Part 41 - Dua Rute

6.2K 555 40
                                    

Kini semua orang yang mengikuti langkah besar untuk keluar dari benteng The Fort satu per satu keluar dan menikmati suasana yang baru dan begitu asing. Semilir angin dingin ditambah hujan terus menemani mereka dan menjadi tajuk pemandangan satu-satunya.

Semua orang terperangah tak dapat berucap, semua isi kota telah hancur berserakan, gedung menjulang tinggi kini tak lagi mewah di mana melainkan hanya menjadi sebuah gedung tanpa kaca di makan lumut, debu, dan tumbuhan liarnya. Waktu dan uang yang sebelumnya diluangkan untuk membangun gedung-gedung itu terasa begitu percuma, kemewahan sedetail apa pun kini bukan lagi penakjub mata.

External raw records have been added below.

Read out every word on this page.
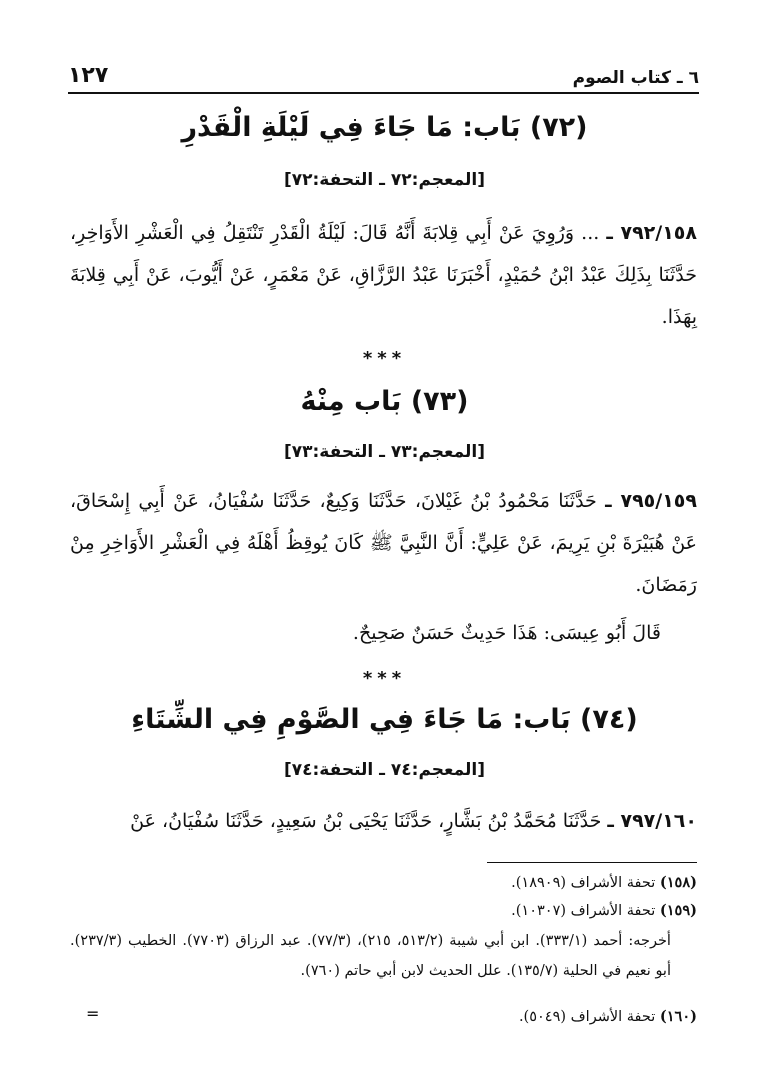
٦ ـ كتاب الصوم
١٢٧
(٧٢) بَاب: مَا جَاءَ فِي لَيْلَةِ الْقَدْرِ
[المعجم:٧٢ ـ التحفة:٧٢]
٧٩٢/١٥٨ ـ ... وَرُوِيَ عَنْ أَبِي قِلابَةَ أَنَّهُ قَالَ: لَيْلَةُ الْقَدْرِ تَنْتَقِلُ فِي الْعَشْرِ الأَوَاخِرِ، حَدَّثَنَا بِذَلِكَ عَبْدُ ابْنُ حُمَيْدٍ، أَخْبَرَنَا عَبْدُ الرَّزَّاقِ، عَنْ مَعْمَرٍ، عَنْ أَيُّوبَ، عَنْ أَبِي قِلابَةَ بِهَذَا.
***
(٧٣) بَاب مِنْهُ
[المعجم:٧٣ ـ التحفة:٧٣]
٧٩٥/١٥٩ ـ حَدَّثَنَا مَحْمُودُ بْنُ غَيْلانَ، حَدَّثَنَا وَكِيعٌ، حَدَّثَنَا سُفْيَانُ، عَنْ أَبِي إِسْحَاقَ، عَنْ هُبَيْرَةَ بْنِ يَرِيمَ، عَنْ عَلِيٍّ: أَنَّ النَّبِيَّ ﷺ كَانَ يُوقِظُ أَهْلَهُ فِي الْعَشْرِ الأَوَاخِرِ مِنْ رَمَضَانَ.
قَالَ أَبُو عِيسَى: هَذَا حَدِيثٌ حَسَنٌ صَحِيحٌ.
***
(٧٤) بَاب: مَا جَاءَ فِي الصَّوْمِ فِي الشِّتَاءِ
[المعجم:٧٤ ـ التحفة:٧٤]
٧٩٧/١٦٠ ـ حَدَّثَنَا مُحَمَّدُ بْنُ بَشَّارٍ، حَدَّثَنَا يَحْيَى بْنُ سَعِيدٍ، حَدَّثَنَا سُفْيَانُ، عَنْ
(١٥٨) تحفة الأشراف (١٨٩٠٩).
(١٥٩) تحفة الأشراف (١٠٣٠٧).
أخرجه: أحمد (٣٣٣/١). ابن أبي شيبة (٥١٣/٢، ٢١٥)، (٧٧/٣). عبد الرزاق (٧٧٠٣). الخطيب (٢٣٧/٣). أبو نعيم في الحلية (١٣٥/٧). علل الحديث لابن أبي حاتم (٧٦٠).
(١٦٠) تحفة الأشراف (٥٠٤٩).
=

Dari kejauhan terlihat sebuah jembatan berwarna merah yang di sedikit terselimuti kabut di udara, jembatan Napoleon. Sedangkan beberapa bentuk mobil terparkir tak karuan di beberapa sisi jalan. Kota yang sangat sunyi dan begitu mati, tentu saja di balik sunyinya sesuatu terdapat rahasia akan penyebabnya.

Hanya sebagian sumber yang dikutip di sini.